Thompson's hard-edged Glaser contrasts sharply with Armstrong's congenial personality, so the transitions are stark. Thompson plays Armstrong with a stooped posture and a shuffling gait; Glaser is ramrod straight and animated. Sadly, the one white man Armstrong befriended betrays him in the end.

Thompson also plays a third character, jazz musician Miles Davis. Though younger, Davis was a successful jazz contemporary of Armstrong's, but with a more cynical attitude. Thompson skillfully displays Armstrong's anger over Davis' "Uncle Tom" insult.
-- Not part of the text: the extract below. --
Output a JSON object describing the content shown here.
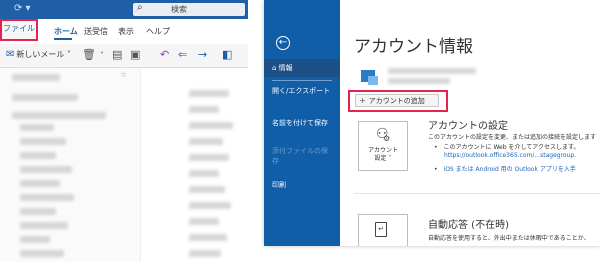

Thompson's performance is brilliant; he's alone on the stage for 90 minutes, playing three characters and re-creating a giant in American music. He's an actor at the top of his craft who, like Armstrong himself, pours his heart and soul into a performance in order to leave a smile on your face. The opening night show was packed, and the standing ovation was immediate.

Wilburn Bonnell has recreated Kevin Adams' original lighting design, giving depth to Lee Savage's set design. Savage's three large dressing-room mirrors transform into windows, subtly lit from behind the glass, looking out on the city for the scenes in Glaser's office. Director Gordon Edelstein ties it all together, bringing Thompson to the fourth wall to remind us that the audience is typical for Armstrong: nearly all white.

Louis Armstrong is an American cultural giant who was ignored by much of the black community. That's a shame. His unselfish contributions to music, film and culture are what gave Miles Davis, Dizzy Gillespie and many others a crossover path to success. Satchmo at the Waldorf is a loving, moving portrait of the man behind the music.